The Center for American Progress and the Immigration Policy Center released a new study this morning that finds comprehensive immigration reform would boost the U.S. economy by $189 billion a year by 2019. The bottom-line results of the study are remarkably similar to those of a Cato study released last August.


Titled “Raising the Floor for American Workers: the Economic Benefits of Comprehensive Immigration Reform,” the CAP study was authored by Dr. Raul Hinojosa-Ojeda of the University of California, Los Angeles.


It finds that legalizing low-skilled immigration would boost U.S. gross domestic product by 0.84 percent by raising the productivity of immigrant workers and expanding activity throughout the economy.

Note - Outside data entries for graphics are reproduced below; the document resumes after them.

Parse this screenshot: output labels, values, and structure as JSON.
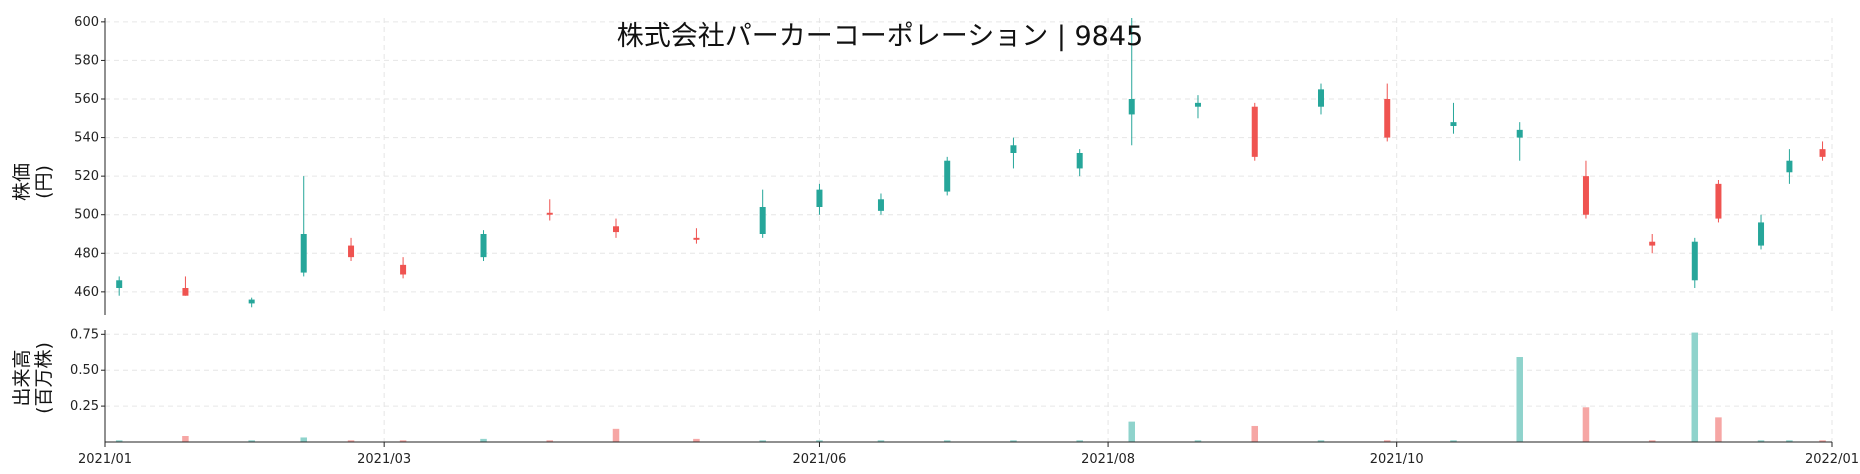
{
  "chart_data": {
    "type": "candlestick",
    "title": "株式会社パーカーコーポレーション | 9845",
    "colors": {
      "up": "#26a69a",
      "down": "#ef5350",
      "up_volume": "#8fd3cc",
      "down_volume": "#f6a6a4"
    },
    "grid": true,
    "price_panel": {
      "ylabel": [
        "株価",
        "(円)"
      ],
      "ylim": [
        448,
        602
      ],
      "yticks": [
        460,
        480,
        500,
        520,
        540,
        560,
        580,
        600
      ],
      "ytick_labels": [
        "460",
        "480",
        "500",
        "520",
        "540",
        "560",
        "580",
        "600"
      ]
    },
    "volume_panel": {
      "ylabel": [
        "出来高",
        "(百万株)"
      ],
      "ylim": [
        0,
        0.78
      ],
      "yticks": [
        0.25,
        0.5,
        0.75
      ],
      "ytick_labels": [
        "0.25",
        "0.50",
        "0.75"
      ]
    },
    "x_axis": {
      "start": "2021-01-04",
      "end": "2021-12-30",
      "ticks": [
        "2021-01-01",
        "2021-03-01",
        "2021-06-01",
        "2021-08-01",
        "2021-10-01",
        "2022-01-01"
      ],
      "tick_labels": [
        "2021/01",
        "2021/03",
        "2021/06",
        "2021/08",
        "2021/10",
        "2022/01"
      ]
    },
    "series": [
      {
        "date": "2021-01-04",
        "open": 462,
        "high": 468,
        "low": 458,
        "close": 466,
        "volume": 0.01
      },
      {
        "date": "2021-01-18",
        "open": 462,
        "high": 468,
        "low": 458,
        "close": 458,
        "volume": 0.04
      },
      {
        "date": "2021-02-01",
        "open": 454,
        "high": 457,
        "low": 452,
        "close": 456,
        "volume": 0.01
      },
      {
        "date": "2021-02-12",
        "open": 470,
        "high": 520,
        "low": 468,
        "close": 490,
        "volume": 0.03
      },
      {
        "date": "2021-02-22",
        "open": 484,
        "high": 488,
        "low": 476,
        "close": 478,
        "volume": 0.01
      },
      {
        "date": "2021-03-05",
        "open": 474,
        "high": 478,
        "low": 467,
        "close": 469,
        "volume": 0.01
      },
      {
        "date": "2021-03-22",
        "open": 478,
        "high": 492,
        "low": 476,
        "close": 490,
        "volume": 0.02
      },
      {
        "date": "2021-04-05",
        "open": 501,
        "high": 508,
        "low": 497,
        "close": 500,
        "volume": 0.01
      },
      {
        "date": "2021-04-19",
        "open": 494,
        "high": 498,
        "low": 488,
        "close": 491,
        "volume": 0.09
      },
      {
        "date": "2021-05-06",
        "open": 488,
        "high": 493,
        "low": 485,
        "close": 487,
        "volume": 0.02
      },
      {
        "date": "2021-05-20",
        "open": 490,
        "high": 513,
        "low": 488,
        "close": 504,
        "volume": 0.01
      },
      {
        "date": "2021-06-01",
        "open": 504,
        "high": 516,
        "low": 500,
        "close": 513,
        "volume": 0.01
      },
      {
        "date": "2021-06-14",
        "open": 502,
        "high": 511,
        "low": 500,
        "close": 508,
        "volume": 0.01
      },
      {
        "date": "2021-06-28",
        "open": 512,
        "high": 530,
        "low": 510,
        "close": 528,
        "volume": 0.01
      },
      {
        "date": "2021-07-12",
        "open": 532,
        "high": 540,
        "low": 524,
        "close": 536,
        "volume": 0.01
      },
      {
        "date": "2021-07-26",
        "open": 524,
        "high": 534,
        "low": 520,
        "close": 532,
        "volume": 0.01
      },
      {
        "date": "2021-08-06",
        "open": 552,
        "high": 602,
        "low": 536,
        "close": 560,
        "volume": 0.14
      },
      {
        "date": "2021-08-20",
        "open": 556,
        "high": 562,
        "low": 550,
        "close": 558,
        "volume": 0.01
      },
      {
        "date": "2021-09-01",
        "open": 556,
        "high": 558,
        "low": 528,
        "close": 530,
        "volume": 0.11
      },
      {
        "date": "2021-09-15",
        "open": 556,
        "high": 568,
        "low": 552,
        "close": 565,
        "volume": 0.01
      },
      {
        "date": "2021-09-29",
        "open": 560,
        "high": 568,
        "low": 538,
        "close": 540,
        "volume": 0.01
      },
      {
        "date": "2021-10-13",
        "open": 546,
        "high": 558,
        "low": 542,
        "close": 548,
        "volume": 0.01
      },
      {
        "date": "2021-10-27",
        "open": 540,
        "high": 548,
        "low": 528,
        "close": 544,
        "volume": 0.59
      },
      {
        "date": "2021-11-10",
        "open": 520,
        "high": 528,
        "low": 498,
        "close": 500,
        "volume": 0.24
      },
      {
        "date": "2021-11-24",
        "open": 486,
        "high": 490,
        "low": 480,
        "close": 484,
        "volume": 0.01
      },
      {
        "date": "2021-12-03",
        "open": 466,
        "high": 488,
        "low": 462,
        "close": 486,
        "volume": 0.76
      },
      {
        "date": "2021-12-08",
        "open": 516,
        "high": 518,
        "low": 496,
        "close": 498,
        "volume": 0.17
      },
      {
        "date": "2021-12-17",
        "open": 484,
        "high": 500,
        "low": 482,
        "close": 496,
        "volume": 0.01
      },
      {
        "date": "2021-12-23",
        "open": 522,
        "high": 534,
        "low": 516,
        "close": 528,
        "volume": 0.01
      },
      {
        "date": "2021-12-30",
        "open": 534,
        "high": 538,
        "low": 528,
        "close": 530,
        "volume": 0.01
      }
    ]
  }
}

Using a different general-equilibrium model of the U.S. economy, the earlier Cato study (“Restriction or Legalization? Measuring the Economic Benefits of Immigration Reform,” by Peter Dixon and Maureen Rimmer) found that a robust temporary worker program would boost the incomes of U.S. households by $180 billion a year by 2019.


Both studies also concluded that tighter restrictions and reduced low-skilled immigration would impose large costs on native-born Americans by shrinking the overall economy and lowering worker productivity.


I’m partial to the Cato study. Its methodology is more comprehensive and more fully explained, but it is worth noting that very different think tanks employing two different models have come to the same result: Legalization of immigration will expand the U.S. economy and incomes, while an “enforcement only” policy of further restrictions will only depress economic activity.


If Congress and President Obama want to create better jobs and stimulate the economy, comprehensive immigration reform should be high on the agenda.